A Saint-Denis, trois des substituts du procureur de la République reçoivent les demandes en journée. La nuit, les magistrats se succèdent pour assurer la permanence.

Peu importe l’âge du suspect, les policiers et gendarmes ont l’obligation de respecter certaines règles.

« Vous êtes en garde à vue. Vous pouvez appeler un membre de votre famille et demander à voir un avocat  ». L’officier de police judiciaire se doit d’informer le gardé à vue de ses droits. Ce dernier peut faire appel à un avocat mais aussi demander la visite d’un médecin. Une consultation médicale qui devient obligatoire après 48h de garde à vue consécutives ou pour un mineur de moins de 15 ans.

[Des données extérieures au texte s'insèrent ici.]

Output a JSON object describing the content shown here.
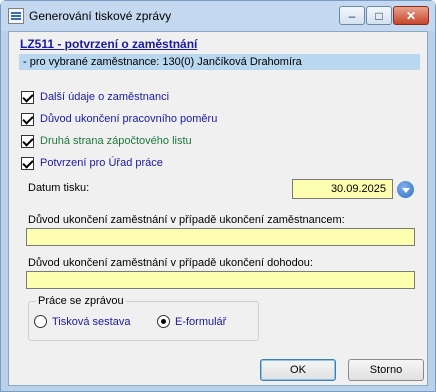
{
  "window": {
    "title": "Generování tiskové zprávy",
    "controls": {
      "minimize": "–",
      "maximize": "□",
      "close": "✕"
    }
  },
  "header": {
    "report_title": "LZ511 - potvrzení o zaměstnání",
    "subtitle": "- pro vybrané zaměstnance: 130(0) Jančíková Drahomíra"
  },
  "options": [
    {
      "label": "Další údaje o zaměstnanci",
      "checked": true,
      "color": "#1a1aa0"
    },
    {
      "label": "Důvod ukončení pracovního poměru",
      "checked": true,
      "color": "#1a1aa0"
    },
    {
      "label": "Druhá strana zápočtového listu",
      "checked": true,
      "color": "#1a7a3a"
    },
    {
      "label": "Potvrzení pro Úřad práce",
      "checked": true,
      "color": "#1a1aa0"
    }
  ],
  "print_date": {
    "label": "Datum tisku:",
    "value": "30.09.2025"
  },
  "reason_employee": {
    "label": "Důvod ukončení zaměstnání v případě ukončení zaměstnancem:",
    "value": ""
  },
  "reason_agreement": {
    "label": "Důvod ukončení zaměstnání v případě ukončení dohodou:",
    "value": ""
  },
  "work_with_report": {
    "title": "Práce se zprávou",
    "options": [
      {
        "label": "Tisková sestava",
        "selected": false
      },
      {
        "label": "E-formulář",
        "selected": true
      }
    ]
  },
  "buttons": {
    "ok": "OK",
    "cancel": "Storno"
  },
  "colors": {
    "input_bg": "#fefeb0",
    "subtitle_band": "#b9d7ee",
    "label_blue": "#1a1aa0",
    "label_green": "#1a7a3a"
  }
}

Les « gardés à vue », dans les trois premières heures de leur rétention, peuvent demander à prévenir un membre de leur famille. Tout refus (pour les nécessités de l’enquête) doit être autorisé par le procureur. « Pour pouvoir appeler ma copine, j’ai dû dire que je ferai des aveux après l’appel, alors que je n’avais rien fait », dénonce Stéphane.

En cas de non-respect des règles, les avocats peuvent demander la nullité de la procédure. « J’ai déjà fait annuler une garde à vue, les policiers avaient oublié ou notifié leurs droits trop tard à mes clients », confirme Jean-Jacques Morel. Dans ce cas, même des aveux n’ont plus aucune valeur juridique.

« À la Réunion, 99 % des policiers et des gendarmes font bien leur travail  » estime l’avocat. Aux magistrats du Parquet de s’en assurer : des visites impromptues, ou des contrôles pour les cas sensibles… Quant aux conditions de la rétention, Jean- Jacques Morel les décrits comme étant «  très rudes » et les locaux «  très rustiques ». Impossible de s’en rendre compte, au commissariat de Malartic, « l’accès est strictement interdit ».